The Goat of Mendes , as portrayed in the Hammer film adaptation of
Dennis Wheatley’s ‘ The Devil Rides out ‘


    For Aleister Crowley Levi’s Baphomet was an important figure within his Thelemic cosmos and he asserted that the Baphomet was a divine androgyne and ‘the hieroglyph of arcane perfection’ – in essence that which reflects, or ‘As above so below’. Featured heavily within the Creed of the Gnostic Catholic Church, the congregation recites in The Gnostic Mass, ‘And I believe in the Serpent and the Lion, Mystery of Mysteries, in His name BAPHOMET’

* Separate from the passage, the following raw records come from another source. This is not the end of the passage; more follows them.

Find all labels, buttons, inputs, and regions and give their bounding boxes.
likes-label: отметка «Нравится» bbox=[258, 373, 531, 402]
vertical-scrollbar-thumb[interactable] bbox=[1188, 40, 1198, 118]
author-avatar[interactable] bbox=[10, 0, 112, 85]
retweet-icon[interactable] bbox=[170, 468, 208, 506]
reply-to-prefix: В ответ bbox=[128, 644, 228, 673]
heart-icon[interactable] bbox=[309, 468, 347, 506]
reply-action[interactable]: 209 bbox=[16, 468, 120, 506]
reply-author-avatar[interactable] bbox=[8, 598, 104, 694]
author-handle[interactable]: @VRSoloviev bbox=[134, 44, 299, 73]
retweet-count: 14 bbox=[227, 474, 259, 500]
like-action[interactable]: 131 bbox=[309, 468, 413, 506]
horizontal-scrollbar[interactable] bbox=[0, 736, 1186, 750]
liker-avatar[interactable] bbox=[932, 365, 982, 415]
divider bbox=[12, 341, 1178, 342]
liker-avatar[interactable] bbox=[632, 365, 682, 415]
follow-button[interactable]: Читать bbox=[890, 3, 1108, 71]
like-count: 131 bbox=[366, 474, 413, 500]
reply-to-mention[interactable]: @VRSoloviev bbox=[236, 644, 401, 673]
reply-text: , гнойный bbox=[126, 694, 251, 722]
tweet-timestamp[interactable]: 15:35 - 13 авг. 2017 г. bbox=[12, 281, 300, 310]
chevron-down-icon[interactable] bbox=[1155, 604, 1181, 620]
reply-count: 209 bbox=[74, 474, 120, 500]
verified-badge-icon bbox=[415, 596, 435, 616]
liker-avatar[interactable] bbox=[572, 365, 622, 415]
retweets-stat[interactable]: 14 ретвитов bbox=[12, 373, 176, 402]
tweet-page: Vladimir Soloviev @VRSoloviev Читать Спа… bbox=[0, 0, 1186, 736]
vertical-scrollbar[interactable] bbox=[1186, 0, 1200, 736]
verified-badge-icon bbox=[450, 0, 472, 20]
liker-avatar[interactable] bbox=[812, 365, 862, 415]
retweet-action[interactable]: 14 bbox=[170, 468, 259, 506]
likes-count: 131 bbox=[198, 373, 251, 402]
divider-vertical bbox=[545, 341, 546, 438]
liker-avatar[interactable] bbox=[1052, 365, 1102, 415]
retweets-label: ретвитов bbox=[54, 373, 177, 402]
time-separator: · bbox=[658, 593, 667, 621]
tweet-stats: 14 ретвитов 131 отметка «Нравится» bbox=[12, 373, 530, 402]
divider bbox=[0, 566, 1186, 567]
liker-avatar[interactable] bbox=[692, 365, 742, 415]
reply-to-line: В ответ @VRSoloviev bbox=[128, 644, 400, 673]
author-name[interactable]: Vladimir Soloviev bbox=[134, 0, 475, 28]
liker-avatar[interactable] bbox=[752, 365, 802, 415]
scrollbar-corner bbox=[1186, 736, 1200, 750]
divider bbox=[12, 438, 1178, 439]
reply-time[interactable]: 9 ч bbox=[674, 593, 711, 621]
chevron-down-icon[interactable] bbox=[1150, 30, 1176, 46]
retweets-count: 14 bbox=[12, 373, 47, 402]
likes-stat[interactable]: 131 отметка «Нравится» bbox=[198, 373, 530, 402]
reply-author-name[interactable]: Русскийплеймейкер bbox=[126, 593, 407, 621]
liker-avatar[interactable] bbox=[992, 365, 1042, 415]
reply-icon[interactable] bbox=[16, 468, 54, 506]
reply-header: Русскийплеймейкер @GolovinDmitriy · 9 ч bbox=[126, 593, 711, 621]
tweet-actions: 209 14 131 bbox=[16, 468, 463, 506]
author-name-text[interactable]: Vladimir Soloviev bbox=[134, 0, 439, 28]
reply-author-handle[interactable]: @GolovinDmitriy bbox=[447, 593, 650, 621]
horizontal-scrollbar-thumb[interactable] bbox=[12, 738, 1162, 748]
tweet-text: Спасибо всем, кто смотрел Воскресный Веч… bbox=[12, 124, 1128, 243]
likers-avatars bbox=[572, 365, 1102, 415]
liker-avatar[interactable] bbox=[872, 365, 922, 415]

    Crowley went further in clarifying his tenets by stating that ‘The Devil does not exist. It is a false name invented by the Black Brothers to imply a Unity in their ignorant muddle of dispersions. A devil who had unity would be a God... 'The Devil' is, historically, the God of any people that one personally dislikes... This serpent, SATAN, is not the enemy of Man, but He who made Gods of our race, knowing Good and Evil; He bade 'Know Thyself!' and taught Initiation. He is 'The Devil' of The Book of Thoth, and His emblem is BAPHOMET, the Androgyne who is the hieroglyph of arcane perfection... He is therefore Life, and Love. But moreover his letter is Ayin, the Eye, so that he is Light; and his Zodiacal image is Capricornus, that leaping goat whose attribute is Liberty’

     At the end of it all you can either adapt your own beliefs or hide behind them depending on how you feel on such matters. For myself I believe the Baphomet to be an allegorical depiction of some Higher Consciousness that exists possibly with the hope that humanity may actually learn to rely less on modern technology and more on instinct and the pursuit of a higher level of awareness. There is a phrase that doubtless Crowley took from those famous inscriptions carved upon the walls of the Delphic Temple – ‘Gnothi seauton’ , he included it in the above passage, which translated from the Greek is generally taken to be ‘ Know thyself- then follow the God’ . Gnosis, self- knowledge and the union with the God, what more could we aim for? 



   Look to yourself, look above, look below, look at everything, for everything has a reason to ‘be’ as much as everything has a reason not to ‘be’ and in learning why perhaps, with time and effort,  you will discover your own place and why you yourself are here.